Mortgage Rates moved higher yesterday following an exodus from bonds back to stocks. Much better than expected Consumer Confidence data sparked a rally in stock markets, unfortunately this came at the expense of fixed income securities like treasuries and mortgage backed securities. Most lenders repriced for the worse, consequently increasing consumer borrowing costs by .25 to .375 in discount points
Already out this morning is the Mortgage Bankers' Weekly Application index, this survey tracks the number of mortgage applications taken over the last week. The report showed total applications, for the week ending April 24th, declined 18.1% from the prior week. This can be attributed to higher borrowing costs and increased anxiety in the labor market.
We also received the Advanced Gross Domestic Product (GDP) report for the first quarter of 2009. This report is a preliminary measure of the total economic activity for every sector of our economy.
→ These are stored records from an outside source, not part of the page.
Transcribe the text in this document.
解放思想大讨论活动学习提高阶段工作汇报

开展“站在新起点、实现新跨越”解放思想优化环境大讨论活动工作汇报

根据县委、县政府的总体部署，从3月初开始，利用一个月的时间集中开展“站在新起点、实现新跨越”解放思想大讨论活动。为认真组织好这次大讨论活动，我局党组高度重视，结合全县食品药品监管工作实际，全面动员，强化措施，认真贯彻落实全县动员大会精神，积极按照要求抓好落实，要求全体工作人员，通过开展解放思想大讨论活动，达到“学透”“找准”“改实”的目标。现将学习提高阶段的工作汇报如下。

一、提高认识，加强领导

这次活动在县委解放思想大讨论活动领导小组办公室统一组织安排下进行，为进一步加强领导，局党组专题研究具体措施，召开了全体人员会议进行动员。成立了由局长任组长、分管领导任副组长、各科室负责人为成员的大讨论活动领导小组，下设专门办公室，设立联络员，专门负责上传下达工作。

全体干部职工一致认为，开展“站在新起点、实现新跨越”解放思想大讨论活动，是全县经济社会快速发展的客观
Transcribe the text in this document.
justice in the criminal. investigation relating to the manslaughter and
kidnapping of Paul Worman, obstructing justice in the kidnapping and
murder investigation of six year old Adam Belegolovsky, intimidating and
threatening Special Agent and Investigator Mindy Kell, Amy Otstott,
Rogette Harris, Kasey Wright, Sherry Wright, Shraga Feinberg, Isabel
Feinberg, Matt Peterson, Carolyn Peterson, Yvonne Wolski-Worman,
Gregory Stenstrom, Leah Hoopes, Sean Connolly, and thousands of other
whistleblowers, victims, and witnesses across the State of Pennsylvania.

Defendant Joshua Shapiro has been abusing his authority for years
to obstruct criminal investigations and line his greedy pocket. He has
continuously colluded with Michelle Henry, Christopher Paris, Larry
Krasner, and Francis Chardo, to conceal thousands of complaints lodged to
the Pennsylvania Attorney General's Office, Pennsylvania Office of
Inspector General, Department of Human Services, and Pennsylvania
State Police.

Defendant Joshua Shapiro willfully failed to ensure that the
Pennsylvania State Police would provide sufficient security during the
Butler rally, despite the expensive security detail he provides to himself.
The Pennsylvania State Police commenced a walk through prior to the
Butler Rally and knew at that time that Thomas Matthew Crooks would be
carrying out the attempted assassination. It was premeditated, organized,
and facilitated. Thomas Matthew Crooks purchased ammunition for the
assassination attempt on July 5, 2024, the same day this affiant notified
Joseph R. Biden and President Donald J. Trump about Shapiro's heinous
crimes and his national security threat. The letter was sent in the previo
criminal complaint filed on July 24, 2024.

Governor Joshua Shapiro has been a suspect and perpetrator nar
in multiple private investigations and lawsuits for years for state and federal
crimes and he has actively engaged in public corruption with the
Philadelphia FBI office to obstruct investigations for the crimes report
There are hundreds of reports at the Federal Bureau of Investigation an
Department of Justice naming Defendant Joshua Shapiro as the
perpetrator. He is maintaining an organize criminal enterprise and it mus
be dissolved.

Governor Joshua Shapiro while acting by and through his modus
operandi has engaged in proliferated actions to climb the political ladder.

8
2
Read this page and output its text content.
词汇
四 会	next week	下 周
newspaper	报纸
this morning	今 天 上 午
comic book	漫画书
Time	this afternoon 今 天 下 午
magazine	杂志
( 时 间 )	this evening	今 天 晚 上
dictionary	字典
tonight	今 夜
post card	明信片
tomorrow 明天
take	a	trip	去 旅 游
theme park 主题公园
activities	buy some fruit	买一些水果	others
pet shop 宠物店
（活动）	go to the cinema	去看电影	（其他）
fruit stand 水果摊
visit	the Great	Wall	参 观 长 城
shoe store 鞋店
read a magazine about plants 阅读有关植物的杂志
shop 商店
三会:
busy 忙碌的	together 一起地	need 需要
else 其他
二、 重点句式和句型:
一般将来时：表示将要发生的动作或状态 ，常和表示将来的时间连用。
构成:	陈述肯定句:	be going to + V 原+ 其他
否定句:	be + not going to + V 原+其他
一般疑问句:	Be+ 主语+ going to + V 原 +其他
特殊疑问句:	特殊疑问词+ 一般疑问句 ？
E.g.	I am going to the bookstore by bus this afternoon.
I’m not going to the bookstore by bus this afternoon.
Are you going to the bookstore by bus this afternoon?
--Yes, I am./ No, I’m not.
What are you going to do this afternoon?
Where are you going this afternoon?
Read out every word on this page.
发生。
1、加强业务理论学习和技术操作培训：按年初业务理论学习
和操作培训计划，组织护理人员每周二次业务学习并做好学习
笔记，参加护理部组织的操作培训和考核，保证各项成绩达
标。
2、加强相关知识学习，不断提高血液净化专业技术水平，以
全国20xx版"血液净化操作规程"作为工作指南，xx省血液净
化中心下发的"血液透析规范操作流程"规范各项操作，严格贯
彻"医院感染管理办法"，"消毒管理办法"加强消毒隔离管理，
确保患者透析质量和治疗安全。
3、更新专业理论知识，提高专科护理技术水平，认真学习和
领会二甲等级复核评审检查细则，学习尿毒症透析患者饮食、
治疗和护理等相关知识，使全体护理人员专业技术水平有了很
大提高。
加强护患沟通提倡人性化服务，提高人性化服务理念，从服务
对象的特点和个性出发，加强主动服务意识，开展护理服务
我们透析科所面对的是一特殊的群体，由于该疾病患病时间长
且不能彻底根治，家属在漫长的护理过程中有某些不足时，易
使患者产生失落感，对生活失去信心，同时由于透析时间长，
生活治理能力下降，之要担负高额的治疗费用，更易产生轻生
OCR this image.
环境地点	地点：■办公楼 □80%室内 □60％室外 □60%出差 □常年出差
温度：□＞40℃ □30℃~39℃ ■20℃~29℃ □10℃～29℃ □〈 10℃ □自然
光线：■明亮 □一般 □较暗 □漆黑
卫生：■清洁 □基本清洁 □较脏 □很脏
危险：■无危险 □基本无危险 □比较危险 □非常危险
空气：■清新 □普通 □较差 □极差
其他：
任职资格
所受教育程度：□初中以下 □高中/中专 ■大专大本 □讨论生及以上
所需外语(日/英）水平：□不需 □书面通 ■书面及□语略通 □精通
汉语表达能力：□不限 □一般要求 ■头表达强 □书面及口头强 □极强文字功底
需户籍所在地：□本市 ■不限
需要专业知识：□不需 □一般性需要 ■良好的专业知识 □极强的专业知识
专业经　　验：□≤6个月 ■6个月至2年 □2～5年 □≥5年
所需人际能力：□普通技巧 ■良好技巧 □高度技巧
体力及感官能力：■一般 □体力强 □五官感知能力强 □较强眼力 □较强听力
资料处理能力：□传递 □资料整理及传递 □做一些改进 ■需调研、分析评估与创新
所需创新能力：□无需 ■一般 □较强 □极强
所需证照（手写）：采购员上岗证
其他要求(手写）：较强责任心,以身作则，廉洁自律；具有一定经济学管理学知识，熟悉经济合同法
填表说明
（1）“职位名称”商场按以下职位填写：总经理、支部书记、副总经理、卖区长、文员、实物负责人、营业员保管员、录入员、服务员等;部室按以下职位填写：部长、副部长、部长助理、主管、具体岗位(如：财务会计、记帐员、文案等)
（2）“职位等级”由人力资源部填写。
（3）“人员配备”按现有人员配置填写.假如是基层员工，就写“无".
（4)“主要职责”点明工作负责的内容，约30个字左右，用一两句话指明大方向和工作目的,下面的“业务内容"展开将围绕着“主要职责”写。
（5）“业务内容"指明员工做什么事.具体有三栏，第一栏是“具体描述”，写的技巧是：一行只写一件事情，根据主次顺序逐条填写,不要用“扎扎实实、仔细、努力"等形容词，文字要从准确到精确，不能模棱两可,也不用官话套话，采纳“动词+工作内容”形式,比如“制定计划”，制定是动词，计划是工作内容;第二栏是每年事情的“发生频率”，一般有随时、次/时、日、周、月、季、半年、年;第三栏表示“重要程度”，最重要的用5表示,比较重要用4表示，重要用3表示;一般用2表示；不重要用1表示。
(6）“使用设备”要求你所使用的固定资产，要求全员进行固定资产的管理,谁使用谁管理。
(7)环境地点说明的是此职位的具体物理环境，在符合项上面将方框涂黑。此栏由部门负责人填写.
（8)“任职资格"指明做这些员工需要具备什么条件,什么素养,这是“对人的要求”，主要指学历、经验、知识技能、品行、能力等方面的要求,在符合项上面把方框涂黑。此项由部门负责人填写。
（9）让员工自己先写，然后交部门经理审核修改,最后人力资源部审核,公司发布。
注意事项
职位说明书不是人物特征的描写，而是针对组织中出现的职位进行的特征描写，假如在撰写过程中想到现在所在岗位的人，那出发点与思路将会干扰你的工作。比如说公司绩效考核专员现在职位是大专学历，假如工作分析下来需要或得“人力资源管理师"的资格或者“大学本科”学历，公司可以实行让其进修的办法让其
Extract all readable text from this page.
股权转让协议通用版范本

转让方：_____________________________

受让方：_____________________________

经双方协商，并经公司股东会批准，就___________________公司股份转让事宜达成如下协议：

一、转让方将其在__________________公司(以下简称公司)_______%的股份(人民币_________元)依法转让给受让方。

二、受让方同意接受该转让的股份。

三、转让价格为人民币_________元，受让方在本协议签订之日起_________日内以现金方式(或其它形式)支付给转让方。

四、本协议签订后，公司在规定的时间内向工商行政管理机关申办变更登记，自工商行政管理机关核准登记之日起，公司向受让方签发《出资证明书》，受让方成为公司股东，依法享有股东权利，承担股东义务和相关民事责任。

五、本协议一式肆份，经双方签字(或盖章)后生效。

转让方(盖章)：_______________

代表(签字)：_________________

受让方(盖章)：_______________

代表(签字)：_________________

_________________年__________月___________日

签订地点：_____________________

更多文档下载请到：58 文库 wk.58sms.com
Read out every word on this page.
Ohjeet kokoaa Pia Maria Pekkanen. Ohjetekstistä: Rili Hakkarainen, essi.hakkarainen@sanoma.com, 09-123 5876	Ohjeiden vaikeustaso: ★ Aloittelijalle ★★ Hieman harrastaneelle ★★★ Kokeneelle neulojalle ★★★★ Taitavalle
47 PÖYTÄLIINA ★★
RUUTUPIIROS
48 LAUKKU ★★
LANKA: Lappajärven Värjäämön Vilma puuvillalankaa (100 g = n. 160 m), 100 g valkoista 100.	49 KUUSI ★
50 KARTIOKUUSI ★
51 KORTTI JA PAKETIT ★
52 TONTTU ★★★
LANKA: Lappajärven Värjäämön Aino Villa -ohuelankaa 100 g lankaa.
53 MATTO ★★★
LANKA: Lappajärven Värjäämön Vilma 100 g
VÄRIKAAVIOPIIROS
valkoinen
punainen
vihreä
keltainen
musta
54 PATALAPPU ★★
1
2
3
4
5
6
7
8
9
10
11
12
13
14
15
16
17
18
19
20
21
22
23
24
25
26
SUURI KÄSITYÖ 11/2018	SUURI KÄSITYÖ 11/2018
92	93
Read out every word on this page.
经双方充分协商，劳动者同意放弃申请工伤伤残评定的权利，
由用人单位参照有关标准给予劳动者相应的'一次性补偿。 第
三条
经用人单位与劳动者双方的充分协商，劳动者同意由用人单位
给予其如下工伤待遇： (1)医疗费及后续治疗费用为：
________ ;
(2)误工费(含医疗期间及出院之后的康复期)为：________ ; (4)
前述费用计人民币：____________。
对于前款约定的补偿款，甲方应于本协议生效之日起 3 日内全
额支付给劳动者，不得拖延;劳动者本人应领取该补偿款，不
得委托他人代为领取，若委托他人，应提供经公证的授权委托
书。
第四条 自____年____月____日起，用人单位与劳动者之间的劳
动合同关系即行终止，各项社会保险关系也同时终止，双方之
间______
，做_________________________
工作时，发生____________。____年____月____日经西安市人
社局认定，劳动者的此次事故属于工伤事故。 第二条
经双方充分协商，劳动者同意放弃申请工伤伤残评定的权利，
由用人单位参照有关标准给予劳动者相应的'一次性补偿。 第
The Commerce Department estimates first quarter GDP contracted by 6.3%, much more than the expected -5.0% contraction.
On a positive note, consumer spending showed an increase of 2.2% following last quarter's drop of 4.3%. After the release, dow futures came off their highs and MBS held steady. Normally, this report would have resulted in a flight to safety where investors sold stocks and moved money to the safety of fixed income. However, the positive note showing an increase in consumer spending helped negate the bad news. Remember, consumer confidence yesterday was much higher and that report is more forward looking while the advanced GDP looks at growth last quarter while investors are more concerned about what is ahead.
Later today, the Treasury Department will hold another auction, this time it is $26 billion of 7 year treasury notes. Like all Treasury auctions, the added supply of debt for sale will place pressure on treasury yields to increase which also places pressure on mortgage rates to increase as well. Currently, the benchmark 10 year treasury note is trading north of 3.00 when just a couple weeks ago it was under 2.80. As you can see, to attract new buyers, the yields must increase.
Lastly, we will be receiving the Fed statement following the conclusion of their 2 day Federal Open Market Committee meeting. We do not expect a change to the already historic low Fed fund rates rate, but perhaps we may hear an update regarding the Fed's quantitative easing programs. Perhaps more funding for Treasury debt purchases or maybe a 50 yr bond issuance? The statement will be released at 2:15pm eastern time. Once the statement is released, click over to the MBS Commentary blog for complete analysis.
So far this morning, MBS are holding steady, slightly above yesterday's closing levels. Early reports from fellow mortgage professionals indicate one lender continues to offer 4.5% for a 30 year conventional rate mortgage. To qualify, you must have a FICO credit score 740 or higher, loan to value of 80% or less, and be willing to pay all closing costs including 1 point loan origination/discount/broker fee.